Une notion sans fondement médical
Selon cette idée, les patients « méditerranéens » auraient tendance à se plaindre davantage, à dramatiser leurs symptômes, alors que les examens cliniques ne révélaient parfois rien de grave. Mais les études menées sur la question sont claires : il n’existe aucune différence biologique ou physiologique dans la perception de la douleur selon l’origine des patients. Ce sont les soignants, influencés par des représentations culturelles, qui interprètent différemment les plaintes exprimées.
Des conséquences réelles pour les patients
Le problème, c’est que ce biais a eu et a encore parfois des effets très concrets, car il conduit à banaliser ou minimiser certaines douleurs, à prescrire des antalgiques de manière insuffisante et à retarder, voire manquer, des diagnostics, et certains drames, comme celui de Naomi Musenga en 2017, ont rappelé combien le mépris ou la sous-estimation des plaintes pouvait avoir des conséquences tragiques


Un héritage à dépasser
Aujourd’hui, de plus en plus de voix s’élèvent pour dénoncer l’usage de ce terme, considéré comme raciste, stigmatisant et dangereux. Les chercheurs en sciences sociales rappellent que la manière d’exprimer la douleur dépend de nombreux facteurs : personnels, sociaux et contextuels.
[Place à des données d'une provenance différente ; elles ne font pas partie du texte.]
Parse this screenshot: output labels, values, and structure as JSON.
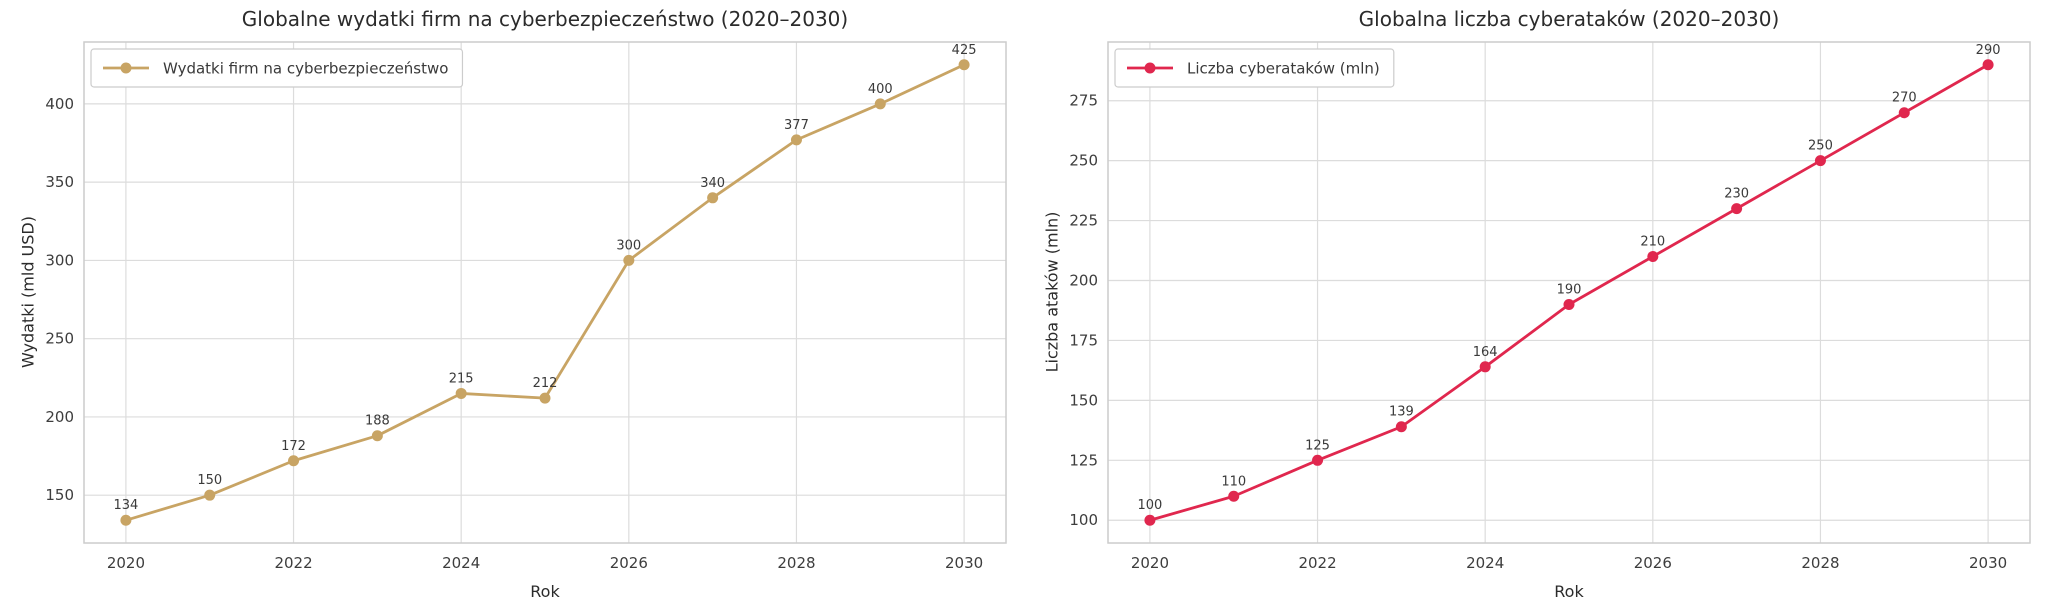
{
  "figure": {
    "background": "#ffffff",
    "grid_color": "#dcdcdc",
    "spine_color": "#cccccc",
    "text_color": "#2b2b2b",
    "tick_color": "#3d3d3d",
    "annotation_color": "#3a3a3a"
  },
  "chart_data": [
    {
      "type": "line",
      "title": "Globalne wydatki firm na cyberbezpieczeństwo (2020–2030)",
      "xlabel": "Rok",
      "ylabel": "Wydatki (mld USD)",
      "legend": {
        "label": "Wydatki firm na cyberbezpieczeństwo",
        "position": "upper left"
      },
      "color": "#c8a464",
      "x": [
        2020,
        2021,
        2022,
        2023,
        2024,
        2025,
        2026,
        2027,
        2028,
        2029,
        2030
      ],
      "values": [
        134,
        150,
        172,
        188,
        215,
        212,
        300,
        340,
        377,
        400,
        425
      ],
      "point_labels": [
        "134",
        "150",
        "172",
        "188",
        "215",
        "212",
        "300",
        "340",
        "377",
        "400",
        "425"
      ],
      "xticks": [
        2020,
        2022,
        2024,
        2026,
        2028,
        2030
      ],
      "yticks": [
        150,
        200,
        250,
        300,
        350,
        400
      ],
      "xlim": [
        2019.5,
        2030.5
      ],
      "ylim": [
        119.45,
        439.55
      ],
      "grid": true
    },
    {
      "type": "line",
      "title": "Globalna liczba cyberataków (2020–2030)",
      "xlabel": "Rok",
      "ylabel": "Liczba ataków (mln)",
      "legend": {
        "label": "Liczba cyberataków (mln)",
        "position": "upper left"
      },
      "color": "#e0274e",
      "x": [
        2020,
        2021,
        2022,
        2023,
        2024,
        2025,
        2026,
        2027,
        2028,
        2029,
        2030
      ],
      "values": [
        100,
        110,
        125,
        139,
        164,
        190,
        210,
        230,
        250,
        270,
        290
      ],
      "point_labels": [
        "100",
        "110",
        "125",
        "139",
        "164",
        "190",
        "210",
        "230",
        "250",
        "270",
        "290"
      ],
      "xticks": [
        2020,
        2022,
        2024,
        2026,
        2028,
        2030
      ],
      "yticks": [
        100,
        125,
        150,
        175,
        200,
        225,
        250,
        275
      ],
      "xlim": [
        2019.5,
        2030.5
      ],
      "ylim": [
        90.5,
        299.5
      ],
      "grid": true
    }
  ]
}
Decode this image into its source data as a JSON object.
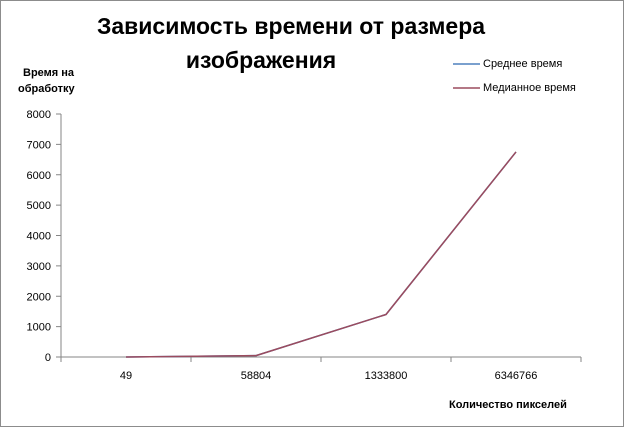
{
  "chart_data": {
    "type": "line",
    "title_lines": [
      "Зависимость времени от размера",
      "изображения"
    ],
    "ylabel_lines": [
      "Время на",
      "обработку"
    ],
    "xlabel": "Количество пикселей",
    "categories": [
      "49",
      "58804",
      "1333800",
      "6346766"
    ],
    "y_ticks": [
      0,
      1000,
      2000,
      3000,
      4000,
      5000,
      6000,
      7000,
      8000
    ],
    "ylim": [
      0,
      8000
    ],
    "grid": false,
    "legend_position": "top-right",
    "series": [
      {
        "name": "Среднее время",
        "values": [
          0,
          45,
          1400,
          6750
        ],
        "color": "#4f81bd"
      },
      {
        "name": "Медианное время",
        "values": [
          0,
          45,
          1400,
          6750
        ],
        "color": "#9b4b5e"
      }
    ]
  }
}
Vers une médecine plus attentive
Déconstruire le « syndrome méditerranéen », c’est avant tout rappeler une règle de base : écouter et croire les patients, sans préjugés. La médecine moderne ne peut se permettre de classer les malades en catégories culturelles, au risque de leur refuser un droit fondamental : celui de voir leur douleur reconnue et traitée.